Greek Government Hopes Tourism Will Stimulate Economy

Santorini(Greece) – Greece’s economy has been struggling since around the time of the first bailout in 2010. Now in 2016, they have entered into a third round of bailout talks. Greece has the 45th largest economy in the world with its Gross Domestic Product, or GDP,  estimated at about $290 Billion Dollars a year. Twenty percent of their Gross Domestic Product comes from tourism, and the Greek government hopes to exceed, or at least meet this typical average. Although the Greek economy is the 45th largest in the world, the debt far exceeds the national output, placing the country in a precarious position. The Greek Parliament met over this past weekend to vote if they would agree to austerity measures required by the international creditors. They voted yes, which means that the creditors are now able to review the bailout package in earnest. The events surrounding these new bailout talks have been controversial and have spurred protests and strikes, as well as obtaining some support.

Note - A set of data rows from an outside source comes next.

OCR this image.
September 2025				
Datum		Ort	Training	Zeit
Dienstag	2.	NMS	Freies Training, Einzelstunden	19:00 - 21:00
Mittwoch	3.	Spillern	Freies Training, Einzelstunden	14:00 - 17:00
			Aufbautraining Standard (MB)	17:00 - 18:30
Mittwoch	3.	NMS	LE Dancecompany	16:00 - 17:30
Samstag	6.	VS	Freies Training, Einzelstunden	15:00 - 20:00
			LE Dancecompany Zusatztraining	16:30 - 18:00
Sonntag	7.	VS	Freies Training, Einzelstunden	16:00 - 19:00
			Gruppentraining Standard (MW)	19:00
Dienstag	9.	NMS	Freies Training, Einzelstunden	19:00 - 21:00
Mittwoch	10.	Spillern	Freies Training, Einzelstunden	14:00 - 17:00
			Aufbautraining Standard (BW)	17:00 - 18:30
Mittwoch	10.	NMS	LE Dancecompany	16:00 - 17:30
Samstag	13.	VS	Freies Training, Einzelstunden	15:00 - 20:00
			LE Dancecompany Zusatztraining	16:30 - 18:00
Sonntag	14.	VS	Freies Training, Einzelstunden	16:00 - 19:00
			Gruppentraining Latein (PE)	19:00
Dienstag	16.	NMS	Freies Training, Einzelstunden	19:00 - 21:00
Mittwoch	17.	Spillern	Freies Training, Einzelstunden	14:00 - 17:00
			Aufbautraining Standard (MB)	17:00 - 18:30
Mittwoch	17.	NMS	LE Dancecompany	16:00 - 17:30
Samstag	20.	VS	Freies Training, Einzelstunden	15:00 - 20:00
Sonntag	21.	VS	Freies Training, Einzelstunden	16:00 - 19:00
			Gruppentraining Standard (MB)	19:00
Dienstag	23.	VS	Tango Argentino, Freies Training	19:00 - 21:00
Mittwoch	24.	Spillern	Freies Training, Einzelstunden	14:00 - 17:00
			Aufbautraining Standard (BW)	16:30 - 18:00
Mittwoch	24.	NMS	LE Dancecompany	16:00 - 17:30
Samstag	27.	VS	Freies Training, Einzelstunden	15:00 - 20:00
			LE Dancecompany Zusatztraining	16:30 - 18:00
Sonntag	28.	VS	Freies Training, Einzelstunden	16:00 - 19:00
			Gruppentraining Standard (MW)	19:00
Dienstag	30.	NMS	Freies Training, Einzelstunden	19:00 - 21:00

Still, the question remains. How will Greece get its economy back on track for good? The government hopes that tourism will play a big part in that. There was a time when people all over the world would flock to Greece in large numbers to have a relaxing holiday. In recent years, the number of tourists has dropped off considerably. This summer, however, tourists are expected to flock to Greece once again and even break records that have previously been set. As the Greek government and the International Monetary Fund looks to nail down the details of the third bailout, tourism is looked at as an industry that can help pay off its debts. In particular, there are some tax hikes that could generate more revenue from tourism, such as higher taxes on accommodations, alcohol, and coffee.

While the hope is that these tax hikes will stimulate the economy, they could have the opposite effect. The opposition, headed by Kyriakos Mitsotakis of the New Democracy Party has said that these tax increases could have the opposite effect. Still, people are expected to flock to Greece in larger numbers as tourist spots all over Greece prepare for the height of tourist season over the summer.